I Almost Let The Possible Sideline Me From The Important

crispydocUncategorized

I continue to iterate as I consider my future as a real estate investor.

In the culmination of a 3-part series, I'd concluded that a viable next step after I depart medicine would be directly investing in real estate. In that post, I laid out my careful plan: invest in and self-manage multifamily properties, obtain Real Estate Professional Status, claim bonus depreciation, shelter our W2 income and perform Roth conversions.

I even stress tested the idea with my mirror friend, a trusted mentor who poked and prodded to find weak spots in my argument. He concluded that my plan appeared to be sound.

What works for an individual, however, does not always work for a family.

When I laid out my careful plan to the mirror that matters most - my wife - she raised some very reasonable concerns. The most resonant was that I would be exchanging one job for another with comparable hours (750 a year) if I intended to obtain Real Estate Professional Status.

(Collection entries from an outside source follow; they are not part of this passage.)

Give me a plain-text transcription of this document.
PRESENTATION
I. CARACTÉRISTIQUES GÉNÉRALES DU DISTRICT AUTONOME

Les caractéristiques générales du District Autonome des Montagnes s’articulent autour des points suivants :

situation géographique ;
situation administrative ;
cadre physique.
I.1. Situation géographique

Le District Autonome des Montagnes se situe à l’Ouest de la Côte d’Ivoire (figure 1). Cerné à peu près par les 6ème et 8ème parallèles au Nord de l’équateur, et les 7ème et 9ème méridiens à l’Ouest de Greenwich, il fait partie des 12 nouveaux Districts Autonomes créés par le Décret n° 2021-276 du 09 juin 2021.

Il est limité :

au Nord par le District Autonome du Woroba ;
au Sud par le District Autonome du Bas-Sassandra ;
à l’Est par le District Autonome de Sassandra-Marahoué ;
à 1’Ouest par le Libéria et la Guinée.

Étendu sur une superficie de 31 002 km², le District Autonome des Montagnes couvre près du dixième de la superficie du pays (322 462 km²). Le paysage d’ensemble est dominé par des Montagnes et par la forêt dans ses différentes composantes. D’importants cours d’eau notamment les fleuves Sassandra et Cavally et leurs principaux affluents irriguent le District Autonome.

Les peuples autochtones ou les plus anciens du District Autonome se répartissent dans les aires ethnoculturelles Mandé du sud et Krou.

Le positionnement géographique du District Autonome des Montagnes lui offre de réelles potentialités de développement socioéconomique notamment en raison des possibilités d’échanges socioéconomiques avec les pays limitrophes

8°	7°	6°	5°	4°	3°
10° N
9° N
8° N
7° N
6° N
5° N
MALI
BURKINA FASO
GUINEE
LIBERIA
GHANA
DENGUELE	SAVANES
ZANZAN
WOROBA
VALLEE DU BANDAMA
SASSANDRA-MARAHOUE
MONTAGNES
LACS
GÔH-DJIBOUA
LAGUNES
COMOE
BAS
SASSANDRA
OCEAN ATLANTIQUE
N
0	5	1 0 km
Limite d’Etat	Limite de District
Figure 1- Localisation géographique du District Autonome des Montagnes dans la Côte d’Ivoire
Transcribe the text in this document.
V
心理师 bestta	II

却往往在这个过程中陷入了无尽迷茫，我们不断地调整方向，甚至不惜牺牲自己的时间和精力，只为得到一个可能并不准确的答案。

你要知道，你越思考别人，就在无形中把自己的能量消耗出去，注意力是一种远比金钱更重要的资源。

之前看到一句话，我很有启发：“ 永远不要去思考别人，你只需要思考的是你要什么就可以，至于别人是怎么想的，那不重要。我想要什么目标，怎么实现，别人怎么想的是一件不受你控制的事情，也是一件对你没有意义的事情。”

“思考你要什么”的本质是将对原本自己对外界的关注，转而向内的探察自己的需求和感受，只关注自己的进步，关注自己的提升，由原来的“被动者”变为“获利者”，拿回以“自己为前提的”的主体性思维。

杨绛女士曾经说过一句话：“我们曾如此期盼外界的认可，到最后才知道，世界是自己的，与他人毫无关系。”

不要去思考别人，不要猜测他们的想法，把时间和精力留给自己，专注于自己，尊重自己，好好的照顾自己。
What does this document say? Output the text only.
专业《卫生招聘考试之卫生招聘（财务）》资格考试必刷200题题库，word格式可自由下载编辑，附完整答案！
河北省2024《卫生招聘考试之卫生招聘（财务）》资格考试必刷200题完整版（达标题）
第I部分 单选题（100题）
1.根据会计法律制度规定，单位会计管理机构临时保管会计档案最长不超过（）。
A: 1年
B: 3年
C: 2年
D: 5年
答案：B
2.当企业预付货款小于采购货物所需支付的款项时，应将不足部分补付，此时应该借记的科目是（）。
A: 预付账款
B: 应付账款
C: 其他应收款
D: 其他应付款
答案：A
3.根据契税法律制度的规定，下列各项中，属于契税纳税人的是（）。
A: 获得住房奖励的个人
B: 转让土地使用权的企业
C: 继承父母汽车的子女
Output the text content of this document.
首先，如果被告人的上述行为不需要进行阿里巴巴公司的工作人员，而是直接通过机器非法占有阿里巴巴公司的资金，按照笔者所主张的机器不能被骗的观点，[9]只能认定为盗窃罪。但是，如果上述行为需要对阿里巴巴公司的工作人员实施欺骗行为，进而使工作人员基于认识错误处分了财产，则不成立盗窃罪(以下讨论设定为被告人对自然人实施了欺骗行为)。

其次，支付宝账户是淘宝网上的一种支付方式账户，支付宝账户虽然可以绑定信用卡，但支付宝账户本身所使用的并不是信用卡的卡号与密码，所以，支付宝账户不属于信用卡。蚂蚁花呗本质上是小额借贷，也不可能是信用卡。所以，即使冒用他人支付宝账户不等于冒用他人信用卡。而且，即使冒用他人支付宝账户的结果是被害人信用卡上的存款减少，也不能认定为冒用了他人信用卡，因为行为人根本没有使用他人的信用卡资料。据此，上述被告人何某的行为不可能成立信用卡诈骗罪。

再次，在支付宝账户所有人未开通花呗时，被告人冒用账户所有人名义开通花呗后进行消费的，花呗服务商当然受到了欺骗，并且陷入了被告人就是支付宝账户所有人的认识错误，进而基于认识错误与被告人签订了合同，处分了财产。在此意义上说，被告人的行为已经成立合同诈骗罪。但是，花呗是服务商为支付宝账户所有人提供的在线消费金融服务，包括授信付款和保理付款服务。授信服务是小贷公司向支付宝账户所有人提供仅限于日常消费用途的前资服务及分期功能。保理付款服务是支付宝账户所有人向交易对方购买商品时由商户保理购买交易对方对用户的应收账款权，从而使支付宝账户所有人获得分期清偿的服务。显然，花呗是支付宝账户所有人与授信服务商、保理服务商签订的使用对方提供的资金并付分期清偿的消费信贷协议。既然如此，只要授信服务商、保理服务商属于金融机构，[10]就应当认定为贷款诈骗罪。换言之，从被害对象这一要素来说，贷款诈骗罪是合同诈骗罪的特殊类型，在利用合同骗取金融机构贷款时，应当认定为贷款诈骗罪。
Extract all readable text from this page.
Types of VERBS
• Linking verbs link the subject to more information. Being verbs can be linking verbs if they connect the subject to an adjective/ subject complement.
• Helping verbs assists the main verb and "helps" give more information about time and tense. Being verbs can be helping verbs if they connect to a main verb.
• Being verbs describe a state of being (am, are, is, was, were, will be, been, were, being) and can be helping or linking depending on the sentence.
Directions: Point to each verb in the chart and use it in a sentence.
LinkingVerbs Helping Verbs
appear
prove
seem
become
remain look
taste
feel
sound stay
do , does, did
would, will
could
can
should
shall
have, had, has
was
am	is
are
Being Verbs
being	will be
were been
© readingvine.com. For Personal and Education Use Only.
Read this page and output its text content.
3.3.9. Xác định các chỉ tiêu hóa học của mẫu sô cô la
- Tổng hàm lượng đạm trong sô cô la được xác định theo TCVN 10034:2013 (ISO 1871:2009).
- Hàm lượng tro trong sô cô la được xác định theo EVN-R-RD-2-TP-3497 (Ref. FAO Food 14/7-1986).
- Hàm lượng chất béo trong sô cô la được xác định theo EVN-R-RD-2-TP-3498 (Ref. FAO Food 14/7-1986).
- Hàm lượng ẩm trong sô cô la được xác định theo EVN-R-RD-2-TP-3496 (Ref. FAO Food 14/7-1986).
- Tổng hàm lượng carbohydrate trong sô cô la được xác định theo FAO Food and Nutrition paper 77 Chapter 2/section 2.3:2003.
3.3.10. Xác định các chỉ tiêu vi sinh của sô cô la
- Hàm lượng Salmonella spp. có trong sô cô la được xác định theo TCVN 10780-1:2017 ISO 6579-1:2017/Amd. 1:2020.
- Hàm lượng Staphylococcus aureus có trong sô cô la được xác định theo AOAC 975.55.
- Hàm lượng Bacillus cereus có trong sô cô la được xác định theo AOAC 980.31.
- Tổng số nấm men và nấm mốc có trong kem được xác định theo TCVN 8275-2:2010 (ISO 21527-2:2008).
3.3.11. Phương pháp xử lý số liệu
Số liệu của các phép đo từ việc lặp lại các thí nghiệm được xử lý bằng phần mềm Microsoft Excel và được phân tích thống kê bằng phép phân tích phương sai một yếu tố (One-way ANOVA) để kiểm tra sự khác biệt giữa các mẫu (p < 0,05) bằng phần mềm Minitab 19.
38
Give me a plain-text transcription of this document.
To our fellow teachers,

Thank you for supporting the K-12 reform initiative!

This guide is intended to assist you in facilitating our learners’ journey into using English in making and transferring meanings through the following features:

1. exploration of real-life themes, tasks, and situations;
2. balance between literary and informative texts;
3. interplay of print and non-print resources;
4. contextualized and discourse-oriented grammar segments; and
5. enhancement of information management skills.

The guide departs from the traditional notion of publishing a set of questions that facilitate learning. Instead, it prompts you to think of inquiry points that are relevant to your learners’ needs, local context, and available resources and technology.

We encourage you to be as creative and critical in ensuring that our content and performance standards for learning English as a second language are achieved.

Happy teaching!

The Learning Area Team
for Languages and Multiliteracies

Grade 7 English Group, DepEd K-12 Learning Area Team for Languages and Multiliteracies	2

If our objective in pursuing financial independence was to stop exchanging time for money, why would I put myself in a position to continue this exchange?

Additional concerns revolved around our longstanding plans for extended slow travel, during summers when the kids are out of school and additionally during our early empty nest years if health permits.

If I needed to target a set number of hours per day to demonstrate material involvement in managing the properties, how would I maintain the schedule flexibility so essential to travel? Might my requirements restrict our ability to travel much as my career in medicine had done for so many years? Worse, would I travel only to work remotely in such a manner that I was not present for my family while we were away?

Our discussion gave me significant food for thought, and my wife was extremely patient. I am not the easiest person to dissuade from a good deal. In fact, the optimizer in me who wants bragging rights was excited to pull of this feat simply because it could be done.

I decided to bounce the idea off another friend with a similar enthusiasm for real estate, fellow blogger The Darwinian Doctor. We'd met for coffee over a year ago to discuss ideas for our budding ambitions to incorporate real estate into our plans.

Being earlier in his career (and acknowledging his costlier lifestyle), he had enrolled in a real estate course designed for physicians and was plowing ahead in acquiring a real estate empire of cash-flowing, out-of-state rental properties.

Since we'd been newbies at comparable stages at our last get-together, and he was now more seasoned than I, I sought his advice on my idea. With surgical clarity, he cut to the chase: You could achieve REPS status, he told me, but do you need to in order to reach your goals?

He and my wife were right. I'd almost let the possible sideline me from the important.